The examination is comprised of 165 multiple choice questions; examinees must obtain a minimum of 116 correct responses in order to pass the test. Applicants should first understand that the CLES examination is divided into six different content areas. Each area carries a different weight toward the overall examination score. Therefore, by understanding the respective weight of each subject area, applicants can focus their studies accordingly.
CLES examination applicants should also review and understand the topics that are included under each main content area. In addition to understanding bodily systems and organs as part of human anatomy and physiology, applicants should also understand the various types of laboratory equipment used in treating illness and disease that can occur in human organs, systems, and blood. They should understand relevant terminology, including how each piece of laboratory equipment functions and how to trouble shoot in the event of equipment failure. Understanding safety and routine procedural applications is also important.

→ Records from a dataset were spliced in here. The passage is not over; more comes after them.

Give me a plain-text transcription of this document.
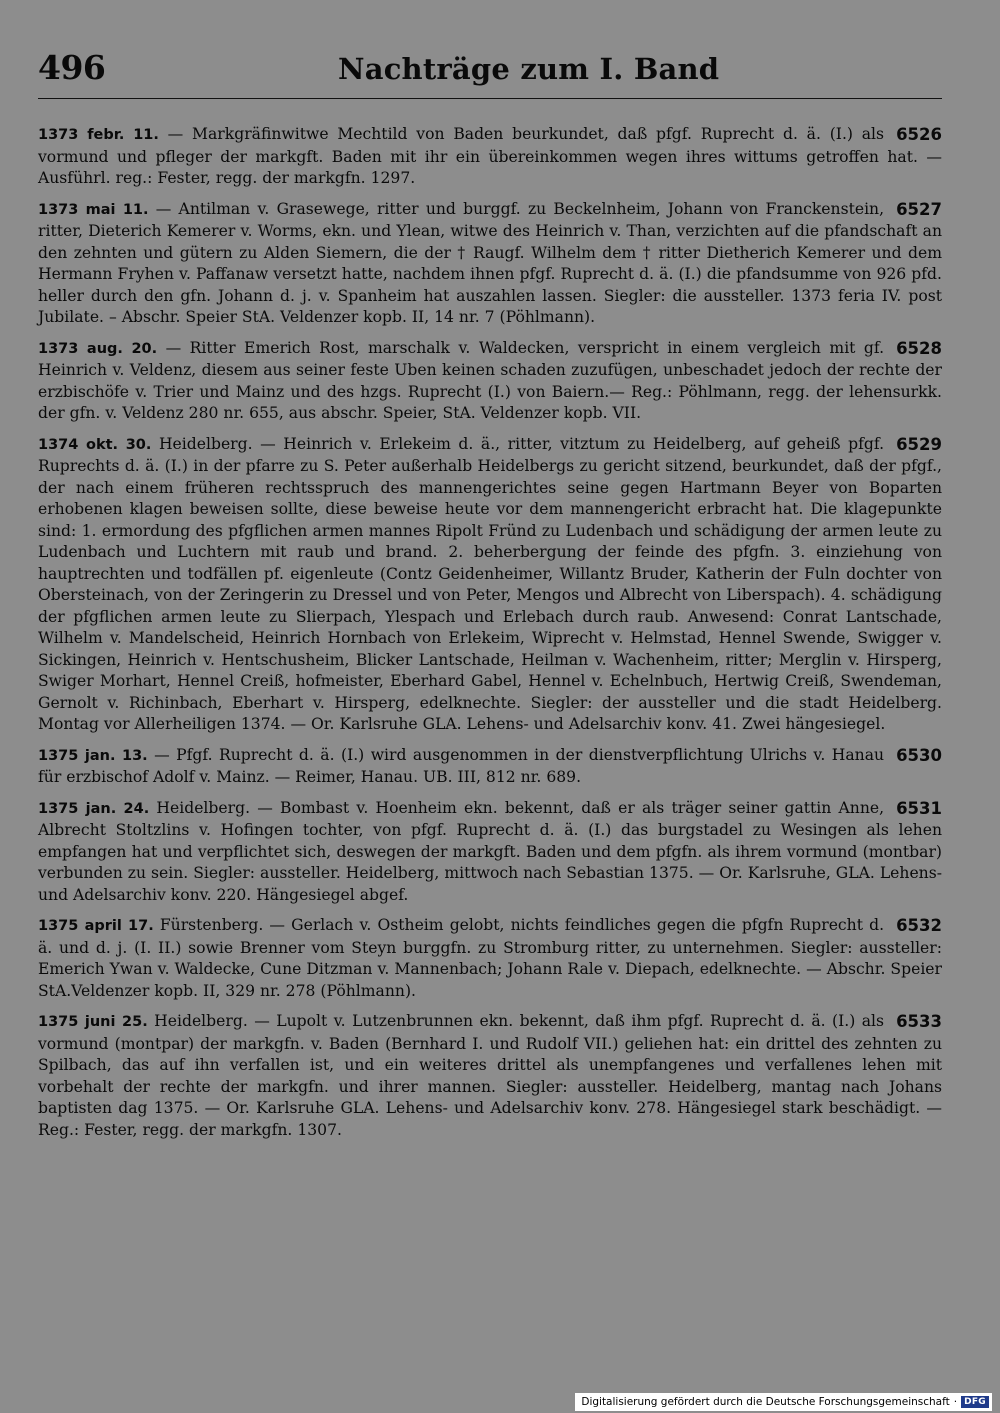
496	Nachträge zum I. Band
6526
1373 febr. 11. — Markgräfinwitwe Mechtild von Baden beurkundet, daß pfgf. Ruprecht d. ä. (I.) als vormund und pfleger der markgft. Baden mit ihr ein übereinkommen wegen ihres wittums getroffen hat. — Ausführl. reg.: Fester, regg. der markgfn. 1297.
6527
1373 mai 11. — Antilman v. Grasewege, ritter und burggf. zu Beckelnheim, Johann von Franckenstein, ritter, Dieterich Kemerer v. Worms, ekn. und Ylean, witwe des Heinrich v. Than, verzichten auf die pfandschaft an den zehnten und gütern zu Alden Siemern, die der † Raugf. Wilhelm dem † ritter Dietherich Kemerer und dem Hermann Fryhen v. Paffanaw versetzt hatte, nachdem ihnen pfgf. Ruprecht d. ä. (I.) die pfandsumme von 926 pfd. heller durch den gfn. Johann d. j. v. Spanheim hat auszahlen lassen. Siegler: die aussteller. 1373 feria IV. post Jubilate. – Abschr. Speier StA. Veldenzer kopb. II, 14 nr. 7 (Pöhlmann).
6528
1373 aug. 20. — Ritter Emerich Rost, marschalk v. Waldecken, verspricht in einem vergleich mit gf. Heinrich v. Veldenz, diesem aus seiner feste Uben keinen schaden zuzufügen, unbeschadet jedoch der rechte der erzbischöfe v. Trier und Mainz und des hzgs. Ruprecht (I.) von Baiern.— Reg.: Pöhlmann, regg. der lehensurkk. der gfn. v. Veldenz 280 nr. 655, aus abschr. Speier, StA. Veldenzer kopb. VII.
6529
1374 okt. 30. Heidelberg. — Heinrich v. Erlekeim d. ä., ritter, vitztum zu Heidelberg, auf geheiß pfgf. Ruprechts d. ä. (I.) in der pfarre zu S. Peter außerhalb Heidelbergs zu gericht sitzend, beurkundet, daß der pfgf., der nach einem früheren rechtsspruch des mannengerichtes seine gegen Hartmann Beyer von Boparten erhobenen klagen beweisen sollte, diese beweise heute vor dem mannengericht erbracht hat. Die klagepunkte sind: 1. ermordung des pfgflichen armen mannes Ripolt Fründ zu Ludenbach und schädigung der armen leute zu Ludenbach und Luchtern mit raub und brand. 2. beherbergung der feinde des pfgfn. 3. einziehung von hauptrechten und todfällen pf. eigenleute (Contz Geidenheimer, Willantz Bruder, Katherin der Fuln dochter von Obersteinach, von der Zeringerin zu Dressel und von Peter, Mengos und Albrecht von Liberspach). 4. schädigung der pfgflichen armen leute zu Slierpach, Ylespach und Erlebach durch raub. Anwesend: Conrat Lantschade, Wilhelm v. Mandelscheid, Heinrich Hornbach von Erlekeim, Wiprecht v. Helmstad, Hennel Swende, Swigger v. Sickingen, Heinrich v. Hentschusheim, Blicker Lantschade, Heilman v. Wachenheim, ritter; Merglin v. Hirsperg, Swiger Morhart, Hennel Creiß, hofmeister, Eberhard Gabel, Hennel v. Echelnbuch, Hertwig Creiß, Swendeman, Gernolt v. Richinbach, Eberhart v. Hirsperg, edelknechte. Siegler: der aussteller und die stadt Heidelberg. Montag vor Allerheiligen 1374. — Or. Karlsruhe GLA. Lehens- und Adelsarchiv konv. 41. Zwei hängesiegel.
6530
1375 jan. 13. — Pfgf. Ruprecht d. ä. (I.) wird ausgenommen in der dienstverpflichtung Ulrichs v. Hanau für erzbischof Adolf v. Mainz. — Reimer, Hanau. UB. III, 812 nr. 689.
6531
1375 jan. 24. Heidelberg. — Bombast v. Hoenheim ekn. bekennt, daß er als träger seiner gattin Anne, Albrecht Stoltzlins v. Hofingen tochter, von pfgf. Ruprecht d. ä. (I.) das burgstadel zu Wesingen als lehen empfangen hat und verpflichtet sich, deswegen der markgft. Baden und dem pfgfn. als ihrem vormund (montbar) verbunden zu sein. Siegler: aussteller. Heidelberg, mittwoch nach Sebastian 1375. — Or. Karlsruhe, GLA. Lehens- und Adelsarchiv konv. 220. Hängesiegel abgef.
6532
1375 april 17. Fürstenberg. — Gerlach v. Ostheim gelobt, nichts feindliches gegen die pfgfn Ruprecht d. ä. und d. j. (I. II.) sowie Brenner vom Steyn burggfn. zu Stromburg ritter, zu unternehmen. Siegler: aussteller: Emerich Ywan v. Waldecke, Cune Ditzman v. Mannenbach; Johann Rale v. Diepach, edelknechte. — Abschr. Speier StA.Veldenzer kopb. II, 329 nr. 278 (Pöhlmann).
6533
1375 juni 25. Heidelberg. — Lupolt v. Lutzenbrunnen ekn. bekennt, daß ihm pfgf. Ruprecht d. ä. (I.) als vormund (montpar) der markgfn. v. Baden (Bernhard I. und Rudolf VII.) geliehen hat: ein drittel des zehnten zu Spilbach, das auf ihn verfallen ist, und ein weiteres drittel als unempfangenes und verfallenes lehen mit vorbehalt der rechte der markgfn. und ihrer mannen. Siegler: aussteller. Heidelberg, mantag nach Johans baptisten dag 1375. — Or. Karlsruhe GLA. Lehens- und Adelsarchiv konv. 278. Hängesiegel stark beschädigt. — Reg.: Fester, regg. der markgfn. 1307.
Digitalisierung gefördert durch die Deutsche Forschungsgemeinschaft · DFG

Individuals preparing for the CLES examination should designate a specific study time on a daily or weekly basis, thereby establishing a study routine that becomes part of their normal schedule. They should prioritize how and what they will study, spending time on those areas that carry the most weight in the examination score as well as those areas where they feel the weakest. The study area should be well-lit and comfortable, but free of distractions.
There are many study aids and resources available, ranging from preparation courses to books to study groups. Some aids provide sample test questions that are representative of those on the actual CLES examination. Applicants will not need to be concerned with memorizing complex formulas; a sheet listing all the formulas is provided along with the examination. Examinees must, however, know how to properly apply a specific formula for solving a particular problem or equation. For this reason, it is important to practice solving problems that involve the use of formulas as part the examination preparation, for example problems that require a conversion from Fahrenheit to Celsius.
Examinees will likely encounter examination questions to which they will not know the answer. Because the question format is multiple-choice, it is wise to narrow down possible responses by process of elimination. This way there will probably be just two possible correct responses remaining from which to choose.
CLES test questions are developed and reviewed at least three times for content, job relevance, and accuracy prior to appearing on an examination. Laboratory equipment specialists who are the most experienced and prepared will do the best on the examination.